Aber das konnte Lovino nur wenig davon überzeugen, das Geld wieder zurückzunehmen. "Und? Dann ist das hier mein Geschenk an dich. Es beruht auf Gegenseitigkeit und wir sind dann quitt."
"Ich kann das aber nicht annehmen...auch wenn es lieb gemeint ist..." Antonio wurde sichtlich nervös, vielleicht sogar scheu.
"Wenn ich das konnte, dann du auch."
Prüfenden Blickes musterte Lovino Antonio, erkannte seine plötzliche Veränderung der Körpersprache und fand sich selbst nicht mehr am kürzeren Ende. Lovino hatte es tatsächlich geschafft, den Dummkopf zum Nachdenken aufzufordern und ein Blick in Antonios smaragdgrüne Augen verriet, dass er dem Ganzen gar nicht so abgeneigt war, wie er behauptete. Antonio gab nach, nahm das sogenannte "Geschenk" Lovinos ohne weitere Widerrede an und ließ das Ledersäckchen in seiner Jackentasche verschwinden - ein beschämtes Lächeln zeichnete sich auf seine Lippen.
"Na also...", setzte Lovino triumphierend fort und zuckte mit den Schultern, "...war doch nicht so schwer." Plötzlich hörte man das langgezogene Knarzen der Bodenplatten und die Schritte ertönten immer intensiver. Es dauerte eine Weile, bis die gedämpfte Stimme Giorgias aus dem Hintergrund trat. Den Kopf zu ihr schnellend erblickte Lovino, dass die alte Dame ein breiteres Päckchen in zäher Geschwindigkeit zur Theke schleppte. Beinahe hätte Lovino Giorgia gefragt, ob sie Hilfe bräuchte, jedoch schien sie keinerlei Beschwerden zu haben.

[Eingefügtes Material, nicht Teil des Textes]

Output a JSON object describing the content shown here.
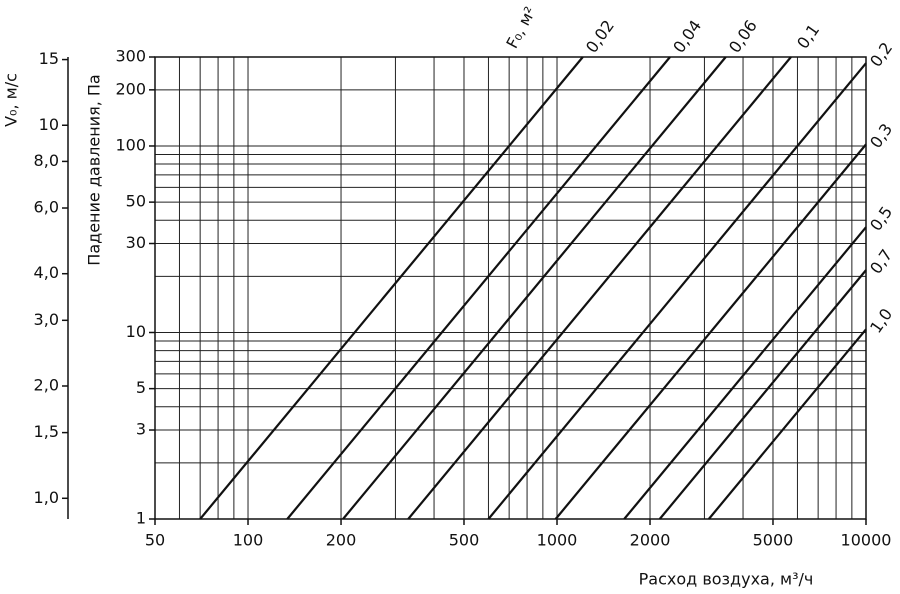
{
  "chart_data": {
    "type": "line",
    "xlabel": "Расход воздуха, м³/ч",
    "ylabel": "Падение давления, Па",
    "y2label": "V₀, м/с",
    "legend_title": "F₀, м²",
    "xscale": "log",
    "yscale": "log",
    "y2scale": "log",
    "xlim": [
      50,
      10000
    ],
    "ylim": [
      1,
      300
    ],
    "y2lim": [
      0.88,
      15.24
    ],
    "xticks": [
      50,
      100,
      200,
      500,
      1000,
      2000,
      5000,
      10000
    ],
    "yticks": [
      1,
      3,
      5,
      10,
      30,
      50,
      100,
      200,
      300
    ],
    "y2ticks": [
      {
        "value": 1,
        "label": "1,0"
      },
      {
        "value": 1.5,
        "label": "1,5"
      },
      {
        "value": 2,
        "label": "2,0"
      },
      {
        "value": 3,
        "label": "3,0"
      },
      {
        "value": 4,
        "label": "4,0"
      },
      {
        "value": 6,
        "label": "6,0"
      },
      {
        "value": 8,
        "label": "8,0"
      },
      10,
      15
    ],
    "xgrid": [
      60,
      70,
      80,
      90,
      100,
      200,
      300,
      400,
      500,
      600,
      700,
      800,
      900,
      1000,
      2000,
      3000,
      4000,
      5000,
      6000,
      7000,
      8000,
      9000
    ],
    "ygrid": [
      2,
      3,
      4,
      5,
      6,
      7,
      8,
      9,
      10,
      20,
      30,
      40,
      50,
      60,
      70,
      80,
      90,
      100,
      200
    ],
    "grid": true,
    "series": [
      {
        "name": "0,02",
        "color": "#111111",
        "x": [
          70,
          1212
        ],
        "values": [
          1,
          300
        ]
      },
      {
        "name": "0,04",
        "color": "#111111",
        "x": [
          134,
          2321
        ],
        "values": [
          1,
          300
        ]
      },
      {
        "name": "0,06",
        "color": "#111111",
        "x": [
          203,
          3516
        ],
        "values": [
          1,
          300
        ]
      },
      {
        "name": "0,1",
        "color": "#111111",
        "x": [
          330,
          5716
        ],
        "values": [
          1,
          300
        ]
      },
      {
        "name": "0,2",
        "color": "#111111",
        "x": [
          600,
          10000
        ],
        "values": [
          1,
          278
        ]
      },
      {
        "name": "0,3",
        "color": "#111111",
        "x": [
          990,
          10000
        ],
        "values": [
          1,
          102
        ]
      },
      {
        "name": "0,5",
        "color": "#111111",
        "x": [
          1650,
          10000
        ],
        "values": [
          1,
          36.7
        ]
      },
      {
        "name": "0,7",
        "color": "#111111",
        "x": [
          2150,
          10000
        ],
        "values": [
          1,
          21.6
        ]
      },
      {
        "name": "1,0",
        "color": "#111111",
        "x": [
          3100,
          10000
        ],
        "values": [
          1,
          10.4
        ]
      }
    ]
  }
}
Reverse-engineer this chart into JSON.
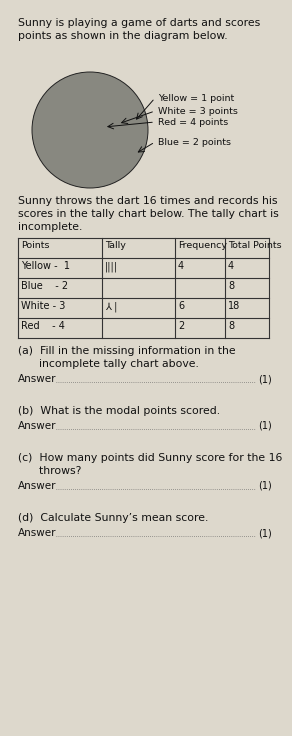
{
  "title_line1": "Sunny is playing a game of darts and scores",
  "title_line2": "points as shown in the diagram below.",
  "tally_intro_line1": "Sunny throws the dart 16 times and records his",
  "tally_intro_line2": "scores in the tally chart below. The tally chart is",
  "tally_intro_line3": "incomplete.",
  "table_headers": [
    "Points",
    "Tally",
    "Frequency",
    "Total Points"
  ],
  "table_rows": [
    {
      "points": "Yellow -  1",
      "tally": "||||",
      "frequency": "4",
      "total": "4"
    },
    {
      "points": "Blue    - 2",
      "tally": "",
      "frequency": "",
      "total": "8"
    },
    {
      "points": "White - 3",
      "tally": "⅄ |",
      "frequency": "6",
      "total": "18"
    },
    {
      "points": "Red    - 4",
      "tally": "",
      "frequency": "2",
      "total": "8"
    }
  ],
  "dart_labels": [
    {
      "label": "Yellow = 1 point",
      "xt": 0.42,
      "yt": 0.56,
      "xl": 0.62,
      "yl": 0.6
    },
    {
      "label": "White = 3 points",
      "xt": 0.38,
      "yt": 0.5,
      "xl": 0.62,
      "yl": 0.52
    },
    {
      "label": "Red = 4 points",
      "xt": 0.36,
      "yt": 0.47,
      "xl": 0.62,
      "yl": 0.46
    },
    {
      "label": "Blue = 2 points",
      "xt": 0.42,
      "yt": 0.66,
      "xl": 0.62,
      "yl": 0.7
    }
  ],
  "circle_layers": [
    {
      "r": 0.42,
      "color": "#888880"
    },
    {
      "r": 0.3,
      "color": "#c8c4b8"
    },
    {
      "r": 0.2,
      "color": "#a0a090"
    },
    {
      "r": 0.11,
      "color": "#787068"
    },
    {
      "r": 0.045,
      "color": "#1a1a18"
    }
  ],
  "questions": [
    {
      "q": "(a)  Fill in the missing information in the\n      incomplete tally chart above.",
      "has_answer": false
    },
    {
      "q": "(b)  What is the modal points scored.",
      "has_answer": true
    },
    {
      "q": "(c)  How many points did Sunny score for the 16\n      throws?",
      "has_answer": true
    },
    {
      "q": "(d)  Calculate Sunny’s mean score.",
      "has_answer": true
    }
  ],
  "answer_label": "Answer",
  "mark": "(1)",
  "bg_color": "#ddd8cc",
  "text_color": "#111111",
  "border_color": "#555555"
}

"Ah, Antonio!", Giorgia zeigte sich besonders freundlich zu der Kundschaft, "Gut, dass du hier bist! Ich habe dein Paket vorbereitet, sag deiner Familie schöne Grüße von mir, ja?"
Still beobachtete der Italiener das Geschehen; er ging ein weiteres Mal unter, sobald jemand anderes auf Antonio traf.

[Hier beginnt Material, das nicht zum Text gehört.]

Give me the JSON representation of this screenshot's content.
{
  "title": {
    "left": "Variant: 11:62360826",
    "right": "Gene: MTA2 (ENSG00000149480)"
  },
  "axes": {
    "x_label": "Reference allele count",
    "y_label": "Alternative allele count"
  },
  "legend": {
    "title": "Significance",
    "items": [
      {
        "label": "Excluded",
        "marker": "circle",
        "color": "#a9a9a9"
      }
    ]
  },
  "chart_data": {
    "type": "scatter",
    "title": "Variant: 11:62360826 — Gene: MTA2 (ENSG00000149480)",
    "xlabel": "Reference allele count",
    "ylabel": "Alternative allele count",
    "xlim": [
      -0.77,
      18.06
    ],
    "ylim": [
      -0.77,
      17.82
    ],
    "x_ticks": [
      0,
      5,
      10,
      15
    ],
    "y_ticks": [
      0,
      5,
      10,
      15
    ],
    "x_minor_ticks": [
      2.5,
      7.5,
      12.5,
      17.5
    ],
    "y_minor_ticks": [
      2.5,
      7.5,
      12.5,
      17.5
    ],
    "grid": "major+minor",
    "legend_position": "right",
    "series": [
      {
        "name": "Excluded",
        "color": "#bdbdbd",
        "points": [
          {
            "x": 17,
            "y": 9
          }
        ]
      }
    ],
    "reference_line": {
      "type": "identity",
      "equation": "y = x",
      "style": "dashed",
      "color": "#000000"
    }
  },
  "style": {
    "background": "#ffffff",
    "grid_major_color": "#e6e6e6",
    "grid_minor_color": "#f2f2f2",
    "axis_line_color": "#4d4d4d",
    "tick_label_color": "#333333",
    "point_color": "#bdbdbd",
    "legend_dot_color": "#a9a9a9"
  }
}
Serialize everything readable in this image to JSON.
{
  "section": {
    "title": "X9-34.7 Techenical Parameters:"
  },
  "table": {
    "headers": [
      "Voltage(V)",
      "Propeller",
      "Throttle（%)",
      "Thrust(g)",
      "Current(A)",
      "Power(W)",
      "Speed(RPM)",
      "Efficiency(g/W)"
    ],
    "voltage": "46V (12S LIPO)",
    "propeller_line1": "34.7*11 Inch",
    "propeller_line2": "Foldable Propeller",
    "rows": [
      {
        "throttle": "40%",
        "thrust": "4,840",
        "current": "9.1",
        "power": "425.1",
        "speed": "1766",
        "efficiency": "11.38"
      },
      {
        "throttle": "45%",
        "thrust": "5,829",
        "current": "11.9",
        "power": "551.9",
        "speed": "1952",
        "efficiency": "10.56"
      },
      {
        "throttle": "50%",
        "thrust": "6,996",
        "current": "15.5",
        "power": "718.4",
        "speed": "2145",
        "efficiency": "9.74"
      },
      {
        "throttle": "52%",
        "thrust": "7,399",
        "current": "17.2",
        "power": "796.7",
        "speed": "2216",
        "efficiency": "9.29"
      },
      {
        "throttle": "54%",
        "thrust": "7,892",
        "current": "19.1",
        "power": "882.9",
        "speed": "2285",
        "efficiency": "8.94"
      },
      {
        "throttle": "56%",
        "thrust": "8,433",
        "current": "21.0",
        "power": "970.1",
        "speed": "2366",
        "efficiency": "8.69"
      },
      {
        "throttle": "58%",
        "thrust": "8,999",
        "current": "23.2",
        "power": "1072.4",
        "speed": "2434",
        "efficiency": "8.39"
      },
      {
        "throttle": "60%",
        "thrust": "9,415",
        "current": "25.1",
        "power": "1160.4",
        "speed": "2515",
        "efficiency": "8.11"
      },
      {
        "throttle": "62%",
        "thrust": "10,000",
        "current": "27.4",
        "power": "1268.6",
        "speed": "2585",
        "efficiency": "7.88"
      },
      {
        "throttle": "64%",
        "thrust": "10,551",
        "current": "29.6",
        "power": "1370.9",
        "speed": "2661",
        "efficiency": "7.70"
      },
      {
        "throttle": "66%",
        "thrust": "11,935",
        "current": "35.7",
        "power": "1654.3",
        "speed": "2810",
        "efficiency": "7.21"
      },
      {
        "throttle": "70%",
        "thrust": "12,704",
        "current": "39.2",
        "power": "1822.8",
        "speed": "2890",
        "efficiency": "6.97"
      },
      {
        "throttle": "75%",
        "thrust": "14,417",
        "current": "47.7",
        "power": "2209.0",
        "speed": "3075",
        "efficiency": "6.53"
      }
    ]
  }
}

"Muchas gracias, señorita!", das Paket abnehmend zeigte sich der Spanier wieder so freundlich wie nur wenige Sekunden zuvor - seine Scham schien er bereits vergessen zu haben. Kaum hatte er das liebevoll verpackte Paket angenommen, verabschiedete sich Antonio bereits, ohne die beiden hinter der Theke nochmals anzusehen und öffnete frohen Gemüts die Tür. "Adiós, amigos!" Ein "Arrivederci!" seitens Giorgia war die einzige Rückmeldung, die darauf gegeben wurde.
Lovino schwieg, starrte einen Augenblick lang verloren auf die Zettel, die in der Ecke der hölzernen Theke vergammelten. Er hatte sie wohl liegen gelassen und hätte sie keines Blickes mehr gewürdigt, wäre ihm nicht ein kleines Detail ins Auge gesprungen. Rasch schnappte er sich das verdächtige Stück Papier, ärgerte sich über die geknickte Ecke und konnte nur unschwer erkennen, dass jemand so "lustig" war, ein kleines Männchen mit Tomatenkopf mit einem Bleistift in die Ecke zu kritzeln. Lovino musste nicht einmal die Schrift neben der Kritzelei lesen, um zu wissen, wer sich an seinen Aufzeichnungen vergriffen hatte, um seine Blödheit der Welt mitzuteilen.
"Antonio", murmelte er in Gedanken, rollte genervt die Augen und suchte automatisch nach dem nächstbesten Radiergummi, um sich das hässliche Gekritzel im Eck ersparen zu können. Antonio benahm sich einfach nur peinlich und kindisch... Lovinos impulsive Persönlichkeit nagte bereits an seinen Nerven, provozierten ihn derartig, losschreien zu wollen, jedoch verpflichtete er sich dazu, sein Temperament in der Gegenwart Giorgias unter Kontrolle zu halten. Er wollte der alten Frau nicht zusätzlich Stress bereiten, wenn er ihr schon womöglich jeden Moment erzählen müsste, wo denn ihr Mann hin verschwunden sei.